Noahide: a simple life

I’m not one for organised religion and I have serious issues with a God who behaves like a petulant teenager on a good day.

But, to enhance civilisation, I also recognise the need for humanity to be organised and as such, the Noahide Commandments are the simplest and most straightforward principles by which a society might thrive.

People generally have heard of the “Ten Commandments”, but what most people don’t know is that ‘Ten Commandments’ is a mistranslation.  In the original Hebrew, ‘Aseret HaDibrot’ correctly translates as ‘Ten Statements.’ As the Christian legend goes, it was ten statements that Moses brought down from Mount Sinai, carved into two stone tablets.
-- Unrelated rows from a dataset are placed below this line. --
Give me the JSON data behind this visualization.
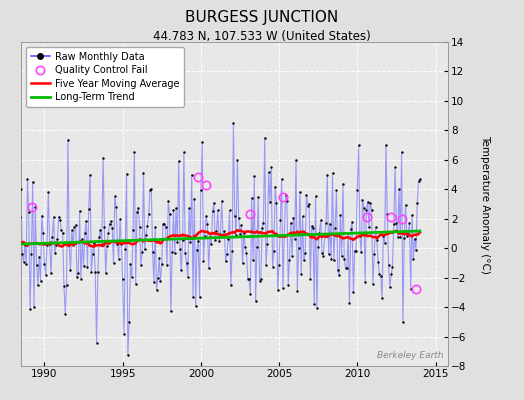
{
  "title": "BURGESS JUNCTION",
  "subtitle": "44.783 N, 107.533 W (United States)",
  "watermark": "Berkeley Earth",
  "ylabel": "Temperature Anomaly (°C)",
  "xlim": [
    1988.5,
    2015.8
  ],
  "ylim": [
    -8,
    14
  ],
  "yticks": [
    -8,
    -6,
    -4,
    -2,
    0,
    2,
    4,
    6,
    8,
    10,
    12,
    14
  ],
  "xticks": [
    1990,
    1995,
    2000,
    2005,
    2010,
    2015
  ],
  "fig_bg_color": "#e0e0e0",
  "plot_bg_color": "#e8e8e8",
  "grid_color": "#ffffff",
  "raw_line_color": "#5555ff",
  "raw_line_alpha": 0.55,
  "raw_line_lw": 0.8,
  "raw_dot_color": "#000000",
  "raw_dot_size": 3,
  "qc_fail_color": "#ff44ff",
  "moving_avg_color": "#ff0000",
  "moving_avg_lw": 1.8,
  "trend_color": "#00bb00",
  "trend_lw": 2.0,
  "seed": 17,
  "n_months": 312,
  "start_year": 1988.083,
  "moving_avg_window": 60
}
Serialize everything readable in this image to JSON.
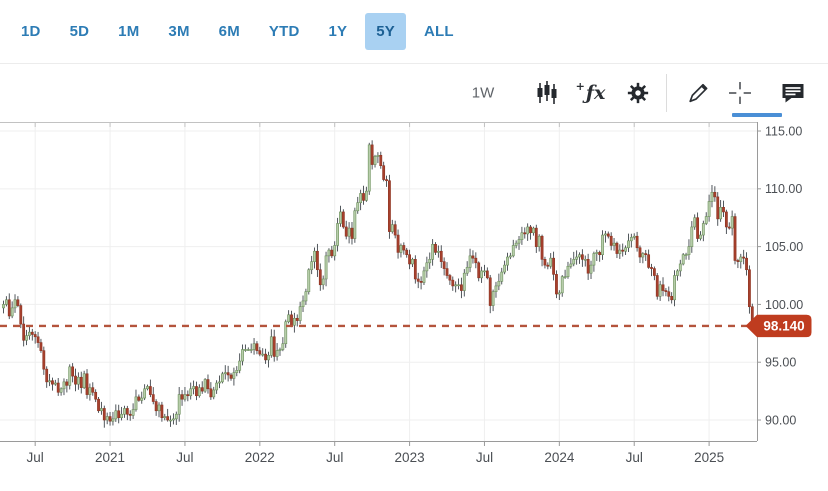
{
  "colors": {
    "accent_blue": "#2d7cb5",
    "selected_range_bg": "#a9d1f2",
    "active_tool_underline": "#4a8fd6",
    "badge_bg": "#bf3c1f",
    "badge_text": "#ffffff",
    "price_line": "#b4543c",
    "up_fill": "#b7cdaa",
    "up_border": "#6b8f5a",
    "down_fill": "#a7402d",
    "down_border": "#8c3423",
    "wick": "#3f454b",
    "gridline": "#efefef",
    "axis_line": "#c2c2c2",
    "tick_label": "#4b4f54"
  },
  "range_bar": {
    "items": [
      {
        "label": "1D",
        "selected": false
      },
      {
        "label": "5D",
        "selected": false
      },
      {
        "label": "1M",
        "selected": false
      },
      {
        "label": "3M",
        "selected": false
      },
      {
        "label": "6M",
        "selected": false
      },
      {
        "label": "YTD",
        "selected": false
      },
      {
        "label": "1Y",
        "selected": false
      },
      {
        "label": "5Y",
        "selected": true
      },
      {
        "label": "ALL",
        "selected": false
      }
    ]
  },
  "toolbar": {
    "interval_label": "1W",
    "icons": [
      "candlestick-style-icon",
      "indicators-fx-icon",
      "settings-gear-icon",
      "draw-pencil-icon",
      "crosshair-icon",
      "news-comments-icon"
    ],
    "active_tool": "crosshair-icon"
  },
  "chart_data": {
    "type": "candlestick",
    "interval": "1W",
    "grid": true,
    "ylim": [
      88.2,
      115.8
    ],
    "y_ticks": [
      {
        "value": 90,
        "label": "90.00"
      },
      {
        "value": 95,
        "label": "95.00"
      },
      {
        "value": 100,
        "label": "100.00"
      },
      {
        "value": 105,
        "label": "105.00"
      },
      {
        "value": 110,
        "label": "110.00"
      },
      {
        "value": 115,
        "label": "115.00"
      }
    ],
    "x_ticks": [
      {
        "week": 11,
        "label": "Jul"
      },
      {
        "week": 37,
        "label": "2021"
      },
      {
        "week": 63,
        "label": "Jul"
      },
      {
        "week": 89,
        "label": "2022"
      },
      {
        "week": 115,
        "label": "Jul"
      },
      {
        "week": 141,
        "label": "2023"
      },
      {
        "week": 167,
        "label": "Jul"
      },
      {
        "week": 193,
        "label": "2024"
      },
      {
        "week": 219,
        "label": "Jul"
      },
      {
        "week": 245,
        "label": "2025"
      }
    ],
    "last_price": 98.14,
    "last_price_label": "98.140",
    "price_line": {
      "value": 98.14,
      "style": "dashed",
      "color": "#b4543c"
    },
    "closes": [
      100.0,
      100.4,
      99.0,
      99.7,
      100.4,
      99.9,
      98.3,
      96.9,
      97.3,
      97.6,
      97.4,
      97.2,
      96.7,
      96.0,
      94.4,
      93.3,
      93.4,
      93.1,
      93.2,
      92.4,
      92.7,
      93.3,
      93.0,
      94.6,
      93.8,
      93.1,
      93.7,
      92.8,
      94.0,
      92.2,
      92.8,
      92.4,
      91.8,
      90.8,
      91.0,
      90.0,
      90.3,
      89.9,
      90.1,
      90.8,
      90.2,
      90.5,
      91.0,
      90.5,
      90.4,
      90.9,
      92.0,
      91.7,
      91.9,
      92.7,
      92.9,
      92.2,
      91.6,
      90.8,
      91.3,
      90.2,
      90.3,
      90.0,
      90.0,
      90.1,
      90.5,
      92.2,
      91.8,
      92.2,
      92.1,
      92.7,
      92.9,
      92.1,
      92.8,
      92.5,
      93.5,
      92.7,
      92.0,
      92.6,
      93.2,
      93.3,
      94.0,
      94.1,
      93.9,
      93.6,
      94.1,
      94.3,
      95.1,
      96.1,
      96.1,
      96.1,
      96.1,
      96.6,
      96.0,
      95.7,
      95.7,
      95.2,
      95.6,
      97.2,
      95.5,
      96.0,
      96.1,
      96.6,
      98.5,
      99.1,
      98.2,
      98.8,
      98.6,
      99.8,
      100.3,
      101.1,
      103.0,
      103.7,
      104.6,
      103.0,
      101.7,
      102.2,
      104.2,
      104.7,
      104.2,
      105.1,
      107.0,
      108.0,
      106.7,
      105.9,
      106.6,
      105.7,
      108.1,
      108.8,
      109.6,
      109.0,
      109.8,
      113.8,
      112.1,
      112.8,
      112.9,
      112.0,
      110.8,
      110.7,
      106.3,
      106.9,
      106.0,
      104.5,
      105.1,
      104.7,
      104.3,
      103.5,
      103.9,
      102.2,
      102.0,
      101.9,
      102.9,
      103.6,
      103.9,
      105.2,
      104.5,
      104.6,
      103.7,
      103.1,
      102.5,
      102.1,
      101.6,
      101.7,
      101.7,
      101.2,
      102.7,
      103.2,
      104.2,
      104.0,
      103.6,
      102.3,
      102.9,
      102.9,
      102.3,
      99.9,
      101.1,
      101.6,
      102.0,
      102.8,
      103.4,
      104.1,
      104.2,
      105.1,
      105.3,
      105.6,
      106.2,
      106.1,
      106.7,
      106.2,
      106.6,
      105.0,
      105.9,
      103.9,
      103.4,
      103.3,
      104.0,
      102.6,
      100.9,
      101.0,
      102.4,
      102.4,
      103.3,
      103.5,
      103.9,
      104.1,
      104.3,
      103.9,
      103.9,
      102.7,
      103.4,
      104.4,
      104.5,
      104.3,
      106.0,
      106.1,
      105.9,
      105.1,
      105.3,
      104.4,
      104.7,
      104.6,
      104.9,
      105.5,
      105.8,
      105.9,
      104.9,
      104.1,
      104.4,
      104.3,
      103.2,
      103.1,
      102.5,
      100.7,
      101.7,
      101.2,
      101.1,
      100.7,
      100.4,
      102.5,
      102.9,
      103.5,
      104.3,
      104.3,
      105.0,
      106.7,
      107.5,
      105.7,
      106.0,
      107.0,
      107.6,
      108.9,
      109.7,
      109.3,
      107.4,
      108.4,
      108.0,
      106.7,
      106.6,
      107.6,
      103.8,
      103.7,
      104.1,
      104.0,
      103.0,
      99.8,
      98.14
    ]
  }
}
According to Jewish tradition, the Torah of Moses contains 613 commandments for the Jewish people. One of these commandments is for Jewish people to be “a light unto the (non-Jewish) nations”, and as part of fulfilling this task the Universal Code of Seven Noachide Commandments is preserved in the Talmud. Originally, the Seven Commandments were given to the Patriarch Noah at Mount Ararat and those who observe them are known to be Righteous Gentiles.

Noachides (descendants of Noah) still live in the region and preserve ancient cultural and religious traditions.

The biblical covenant of Noah is a divine promise (symbolised by the rainbow) to never again destroy humanity.  The Jewish tradition informs us that in return, all humanity must observe the seven Noachide commandments.